As WorldCat became a de facto global library catalog, regional and national libraries as well as publishers got excited about the ability to share materials worldwide. OCLC supported those needs with new data load capabilities and a technology platform that could accommodate more of the world’s language scripts. To date, OCLC has agreements in place with more than 50 national libraries and 315 publishers and information providers to make enhanced library data available through WorldCat. This helps libraries everywhere connect people with more types of information from many more sources.

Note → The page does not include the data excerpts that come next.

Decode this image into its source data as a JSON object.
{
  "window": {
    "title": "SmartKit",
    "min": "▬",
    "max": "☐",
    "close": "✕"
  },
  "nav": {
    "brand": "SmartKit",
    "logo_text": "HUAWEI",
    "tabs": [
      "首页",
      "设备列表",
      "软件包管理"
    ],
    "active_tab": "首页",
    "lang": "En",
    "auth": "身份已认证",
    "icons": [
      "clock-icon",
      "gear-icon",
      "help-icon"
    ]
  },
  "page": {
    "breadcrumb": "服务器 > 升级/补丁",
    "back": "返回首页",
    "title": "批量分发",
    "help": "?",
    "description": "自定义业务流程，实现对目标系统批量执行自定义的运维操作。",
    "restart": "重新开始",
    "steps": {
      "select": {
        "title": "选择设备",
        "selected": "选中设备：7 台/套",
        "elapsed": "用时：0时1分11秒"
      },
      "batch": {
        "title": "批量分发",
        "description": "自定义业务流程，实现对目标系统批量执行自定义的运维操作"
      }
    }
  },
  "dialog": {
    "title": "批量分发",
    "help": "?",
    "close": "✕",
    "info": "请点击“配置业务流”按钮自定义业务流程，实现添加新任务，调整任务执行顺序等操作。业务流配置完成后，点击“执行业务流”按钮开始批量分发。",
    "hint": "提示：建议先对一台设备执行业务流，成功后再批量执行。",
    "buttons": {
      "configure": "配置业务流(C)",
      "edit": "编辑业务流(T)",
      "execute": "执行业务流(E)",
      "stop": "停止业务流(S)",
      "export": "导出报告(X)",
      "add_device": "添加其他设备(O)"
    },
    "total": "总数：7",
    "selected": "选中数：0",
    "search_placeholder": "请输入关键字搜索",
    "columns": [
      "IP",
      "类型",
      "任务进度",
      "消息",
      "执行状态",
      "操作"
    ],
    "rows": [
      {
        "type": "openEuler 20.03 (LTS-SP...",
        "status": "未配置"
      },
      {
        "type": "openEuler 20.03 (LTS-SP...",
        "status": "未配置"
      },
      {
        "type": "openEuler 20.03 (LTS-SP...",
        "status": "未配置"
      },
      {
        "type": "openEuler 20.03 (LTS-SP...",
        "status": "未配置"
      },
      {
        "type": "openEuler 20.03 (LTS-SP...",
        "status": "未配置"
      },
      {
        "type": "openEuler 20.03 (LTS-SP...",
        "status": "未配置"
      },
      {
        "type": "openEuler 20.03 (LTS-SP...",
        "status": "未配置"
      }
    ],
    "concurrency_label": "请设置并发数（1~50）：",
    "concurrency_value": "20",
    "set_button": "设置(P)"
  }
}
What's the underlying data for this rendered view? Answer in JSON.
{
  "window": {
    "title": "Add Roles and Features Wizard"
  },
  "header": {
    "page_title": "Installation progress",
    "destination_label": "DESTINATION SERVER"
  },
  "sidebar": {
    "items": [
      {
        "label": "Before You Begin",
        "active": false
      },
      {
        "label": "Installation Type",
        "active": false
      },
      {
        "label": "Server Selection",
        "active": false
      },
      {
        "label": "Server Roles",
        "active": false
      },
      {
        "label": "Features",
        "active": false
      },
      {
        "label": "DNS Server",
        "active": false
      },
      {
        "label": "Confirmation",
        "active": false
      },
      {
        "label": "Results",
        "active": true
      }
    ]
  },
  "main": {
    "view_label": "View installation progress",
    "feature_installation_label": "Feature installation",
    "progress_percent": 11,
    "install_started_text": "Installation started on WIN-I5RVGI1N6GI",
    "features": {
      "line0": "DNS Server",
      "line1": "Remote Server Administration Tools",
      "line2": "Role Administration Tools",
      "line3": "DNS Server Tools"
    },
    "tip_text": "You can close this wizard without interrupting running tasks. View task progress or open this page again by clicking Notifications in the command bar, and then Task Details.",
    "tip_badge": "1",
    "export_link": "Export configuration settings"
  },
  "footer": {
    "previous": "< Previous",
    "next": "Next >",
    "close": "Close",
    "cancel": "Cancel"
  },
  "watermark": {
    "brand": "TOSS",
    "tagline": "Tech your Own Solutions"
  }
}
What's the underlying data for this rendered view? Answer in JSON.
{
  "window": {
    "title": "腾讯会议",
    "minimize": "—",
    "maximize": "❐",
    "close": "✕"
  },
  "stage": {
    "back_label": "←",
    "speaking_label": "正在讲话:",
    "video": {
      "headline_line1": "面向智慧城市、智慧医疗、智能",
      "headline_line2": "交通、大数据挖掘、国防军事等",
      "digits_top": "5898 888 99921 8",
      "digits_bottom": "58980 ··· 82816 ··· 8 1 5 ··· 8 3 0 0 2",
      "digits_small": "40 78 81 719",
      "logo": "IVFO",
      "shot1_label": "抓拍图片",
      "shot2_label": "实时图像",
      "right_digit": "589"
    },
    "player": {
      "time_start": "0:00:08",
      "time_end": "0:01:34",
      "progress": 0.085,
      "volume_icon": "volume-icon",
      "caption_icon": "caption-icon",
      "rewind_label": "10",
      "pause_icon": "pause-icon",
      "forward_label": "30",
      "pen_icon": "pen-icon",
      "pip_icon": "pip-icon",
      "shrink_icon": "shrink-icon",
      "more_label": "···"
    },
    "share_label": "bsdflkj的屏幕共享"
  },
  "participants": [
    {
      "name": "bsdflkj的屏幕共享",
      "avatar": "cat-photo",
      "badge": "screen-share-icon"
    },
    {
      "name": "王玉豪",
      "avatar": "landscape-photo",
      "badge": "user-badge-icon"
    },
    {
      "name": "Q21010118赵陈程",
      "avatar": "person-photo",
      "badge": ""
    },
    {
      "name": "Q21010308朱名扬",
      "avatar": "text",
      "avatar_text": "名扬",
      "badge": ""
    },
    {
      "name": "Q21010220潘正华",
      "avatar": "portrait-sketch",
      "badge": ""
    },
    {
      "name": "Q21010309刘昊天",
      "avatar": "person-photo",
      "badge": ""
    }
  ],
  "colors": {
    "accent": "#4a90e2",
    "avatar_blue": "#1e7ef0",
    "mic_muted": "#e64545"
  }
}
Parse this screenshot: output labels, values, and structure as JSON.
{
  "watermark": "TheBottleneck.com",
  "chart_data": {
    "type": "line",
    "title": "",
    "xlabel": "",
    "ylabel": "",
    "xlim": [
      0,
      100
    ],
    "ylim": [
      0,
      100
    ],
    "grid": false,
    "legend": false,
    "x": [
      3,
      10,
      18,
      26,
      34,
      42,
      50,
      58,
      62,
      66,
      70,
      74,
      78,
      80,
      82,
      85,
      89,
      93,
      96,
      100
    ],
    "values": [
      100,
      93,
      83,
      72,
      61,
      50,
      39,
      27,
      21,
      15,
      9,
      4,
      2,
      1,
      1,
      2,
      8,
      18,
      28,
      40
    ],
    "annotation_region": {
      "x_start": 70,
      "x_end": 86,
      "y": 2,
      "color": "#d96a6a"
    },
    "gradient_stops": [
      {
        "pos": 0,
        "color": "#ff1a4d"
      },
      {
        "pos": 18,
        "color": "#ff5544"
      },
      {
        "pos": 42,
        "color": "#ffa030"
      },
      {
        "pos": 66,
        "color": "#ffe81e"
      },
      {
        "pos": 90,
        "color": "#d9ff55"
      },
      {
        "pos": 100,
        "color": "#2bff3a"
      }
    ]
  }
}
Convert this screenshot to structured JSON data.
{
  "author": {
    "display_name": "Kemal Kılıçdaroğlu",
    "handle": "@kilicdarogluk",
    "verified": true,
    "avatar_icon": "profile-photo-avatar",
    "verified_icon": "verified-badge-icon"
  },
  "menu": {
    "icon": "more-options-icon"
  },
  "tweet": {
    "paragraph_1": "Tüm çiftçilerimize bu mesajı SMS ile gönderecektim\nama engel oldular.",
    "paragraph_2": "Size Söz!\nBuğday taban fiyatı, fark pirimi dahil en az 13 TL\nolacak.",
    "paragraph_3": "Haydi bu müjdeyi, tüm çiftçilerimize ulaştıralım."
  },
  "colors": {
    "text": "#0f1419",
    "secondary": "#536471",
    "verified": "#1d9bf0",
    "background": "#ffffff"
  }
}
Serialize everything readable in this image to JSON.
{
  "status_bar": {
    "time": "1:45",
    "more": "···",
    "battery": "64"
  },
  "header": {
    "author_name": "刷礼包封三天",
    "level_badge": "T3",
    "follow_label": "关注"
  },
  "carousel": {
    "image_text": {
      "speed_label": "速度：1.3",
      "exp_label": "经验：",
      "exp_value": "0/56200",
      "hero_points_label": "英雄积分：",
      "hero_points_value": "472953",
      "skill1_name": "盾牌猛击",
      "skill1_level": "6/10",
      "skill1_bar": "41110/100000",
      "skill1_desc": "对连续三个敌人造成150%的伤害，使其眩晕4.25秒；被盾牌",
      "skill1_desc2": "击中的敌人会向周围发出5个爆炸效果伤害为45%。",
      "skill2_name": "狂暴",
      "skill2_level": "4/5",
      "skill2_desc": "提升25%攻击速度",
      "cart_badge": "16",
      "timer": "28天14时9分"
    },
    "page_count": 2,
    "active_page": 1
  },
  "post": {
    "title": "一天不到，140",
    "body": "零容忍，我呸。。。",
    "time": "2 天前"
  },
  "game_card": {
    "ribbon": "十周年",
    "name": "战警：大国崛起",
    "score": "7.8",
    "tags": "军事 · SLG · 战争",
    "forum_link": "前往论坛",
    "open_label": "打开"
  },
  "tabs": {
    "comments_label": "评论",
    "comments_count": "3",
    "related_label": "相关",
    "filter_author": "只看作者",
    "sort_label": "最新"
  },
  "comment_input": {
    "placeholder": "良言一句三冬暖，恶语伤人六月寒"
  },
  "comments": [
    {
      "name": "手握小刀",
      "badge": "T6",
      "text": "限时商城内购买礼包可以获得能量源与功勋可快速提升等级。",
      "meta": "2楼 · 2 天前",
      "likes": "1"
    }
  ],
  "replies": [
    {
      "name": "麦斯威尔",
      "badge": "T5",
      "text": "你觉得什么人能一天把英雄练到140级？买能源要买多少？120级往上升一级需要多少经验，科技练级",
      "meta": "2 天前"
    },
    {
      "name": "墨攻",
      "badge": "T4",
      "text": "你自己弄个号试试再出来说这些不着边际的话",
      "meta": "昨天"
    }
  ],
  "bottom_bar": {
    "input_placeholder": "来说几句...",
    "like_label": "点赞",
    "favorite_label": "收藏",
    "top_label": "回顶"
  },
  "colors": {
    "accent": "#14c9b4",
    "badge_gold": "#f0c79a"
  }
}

OCLC also creates original records and provides the common infrastructure to support shared approaches to description, authority control, and subject analysis and classification. WorldCat supports the Program for Cooperative Cataloging, a collaborative effort coordinated by the Library of Congress that includes CONSER, NACO, SACO, and BIBCO. And we develop and maintain the VIAF (Virtual International Authority File) service, which aggregates the world’s major name authority files.

OCLC also plays a prominent role in other worldwide authority file systems, such as ISNI (International Standard Name Identifier), the ISO-certified standard for identifying the creator of a work. OCLC hosts ISNI, and the ISNI International Agency maintains the authority files. This information feeds into VIAF and other authority databases to give a full picture of a creator across the web.

Our commitment to quality

As the number of records continues to grow, OCLC’s investments to improve quality also increase. Our continuous maintenance and improvement of WorldCat records follows the guidelines in Bibliographic Formats and Standards, and is central to that commitment.

Expert OCLC catalogers also review records, add newly cataloged records, merge duplicates, create new records, and correct errors. More than 100 million records are upgraded each year. In addition to manual edits, we also create and run automated processes to merge duplicate records. Since May 2009, our Duplicate Detection and Resolution software has eliminated or merged 28 million duplicate records.

OCLC staff work closely with our members on policy issues and enhancements to bibliographic data. We regularly reach out to groups of libraries to seek feedback on data quality issues. A current project we are working on involves training member libraries to manually merge records as they come across them.

Ready for the future

At the current rate of growth, when will we add an eleventh digit to the OCNs? How will library collections change in the next 50 years? What new data will be added to WorldCat in the future?

As our users’ needs evolve, what a library collects will continually change. And as we have for 50 years, OCLC will continue to innovate to keep pace with our user communities, recalibrating both the WorldCat odometer and the programs that serve our members whenever needed.